「離」の段階の人間から「お前は今まで何をしてきたのか」と問われた気がした

 型を守る段階の「守」、その「守」を破る段階の「破」、やってもやらなくても同じになる段階の「離」。「守」「破」「離」という道筋が何事にもあると思うが、デビッド・クロスビーは、文句なしに「離」だ。ギターも軽く持っている。
 それに比べると、私の英語の重たいこと。まだ「守」の段階だ。なにごとでも、「離」の段階の人間に出会うと、自分は今まで何を生きてきたのかという感じに思えてしまう。ギターを弾いても弾かなくても迫力のあるデビッド・クロスビーは、何かを越えた顔をしている。笑い顔にも迫力があり、ギターも歌も軽い。エレキ編でも、片意地を張って、俺はエレキを頑張って弾いているという感じがなく、軽く軽く、けれども、ものすごい音楽をやっていた。
 アンコール後の、"Long Time Gone"の迫力は、全力。初めて気を張っての全力だった。その迫力に圧倒され、まさに「お前は今まで何をしてきたのか」と問われた気がした。

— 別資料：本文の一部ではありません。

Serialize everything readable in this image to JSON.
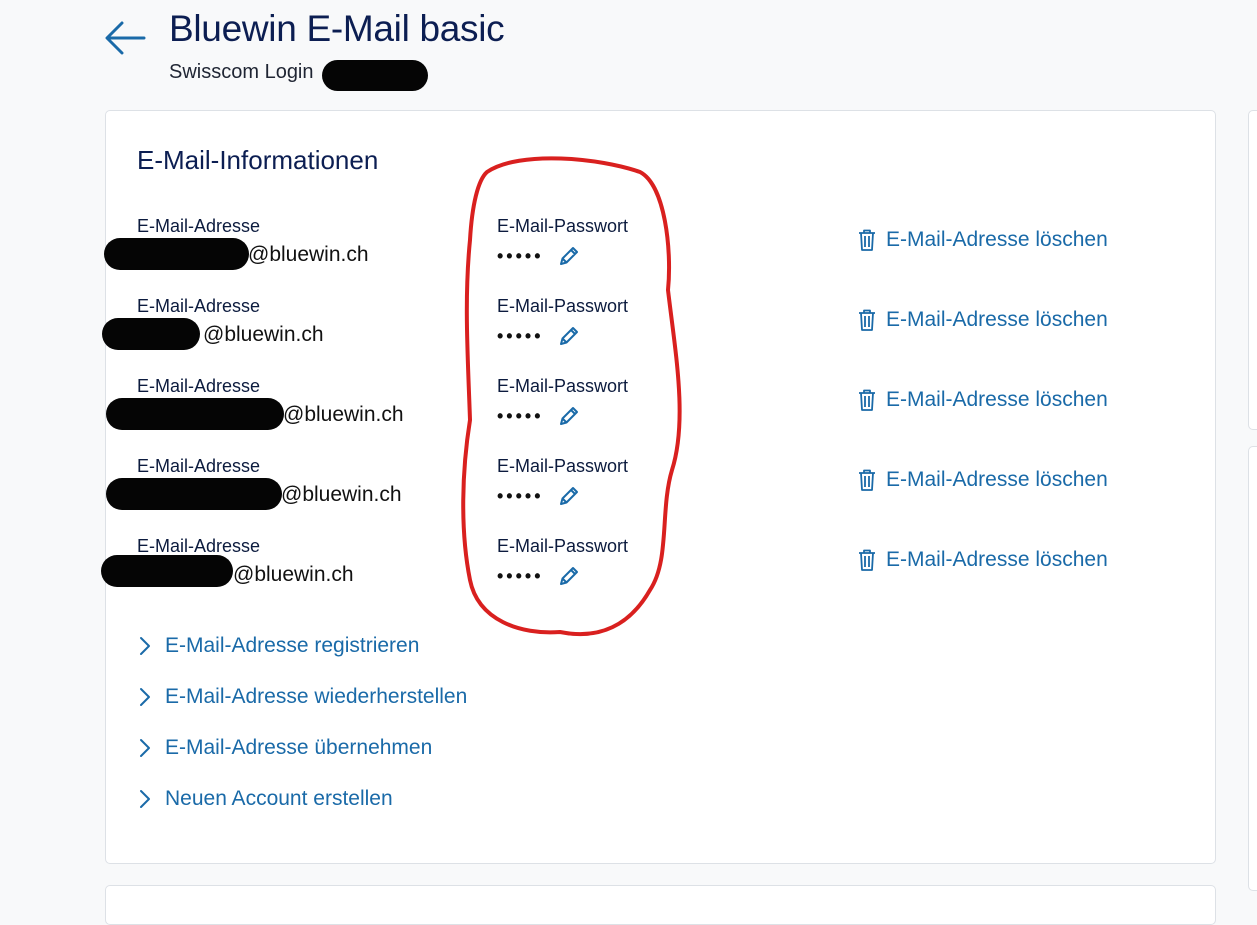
{
  "header": {
    "title": "Bluewin E-Mail basic",
    "subtitle": "Swisscom Login"
  },
  "section": {
    "title": "E-Mail-Informationen"
  },
  "accounts": [
    {
      "address_label": "E-Mail-Adresse",
      "domain": "@bluewin.ch",
      "password_label": "E-Mail-Passwort",
      "password_mask": "•••••",
      "delete_label": "E-Mail-Adresse löschen"
    },
    {
      "address_label": "E-Mail-Adresse",
      "domain": "@bluewin.ch",
      "password_label": "E-Mail-Passwort",
      "password_mask": "•••••",
      "delete_label": "E-Mail-Adresse löschen"
    },
    {
      "address_label": "E-Mail-Adresse",
      "domain": "@bluewin.ch",
      "password_label": "E-Mail-Passwort",
      "password_mask": "•••••",
      "delete_label": "E-Mail-Adresse löschen"
    },
    {
      "address_label": "E-Mail-Adresse",
      "domain": "@bluewin.ch",
      "password_label": "E-Mail-Passwort",
      "password_mask": "•••••",
      "delete_label": "E-Mail-Adresse löschen"
    },
    {
      "address_label": "E-Mail-Adresse",
      "domain": "@bluewin.ch",
      "password_label": "E-Mail-Passwort",
      "password_mask": "•••••",
      "delete_label": "E-Mail-Adresse löschen"
    }
  ],
  "links": [
    {
      "label": "E-Mail-Adresse registrieren"
    },
    {
      "label": "E-Mail-Adresse wiederherstellen"
    },
    {
      "label": "E-Mail-Adresse übernehmen"
    },
    {
      "label": "Neuen Account erstellen"
    }
  ],
  "colors": {
    "link": "#1a6aa8",
    "title": "#0c1e52",
    "annotation": "#d9201f",
    "redaction": "#050505"
  },
  "icons": {
    "back": "arrow-left-icon",
    "edit": "pencil-icon",
    "delete": "trash-icon",
    "link": "chevron-right-icon"
  }
}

 コンサートは、11時45分に終わり、もう1曲と客はアンコールをしていたが、私にとってはもう十分だったので、拍手もせずに待っていたが、さすがにクロスビーは出てこなかった。
 帰る道すがら、あれが同じ人間かと思い、40歳のクロスビーまで俺はあと13年。思うところの多いコンサートだった。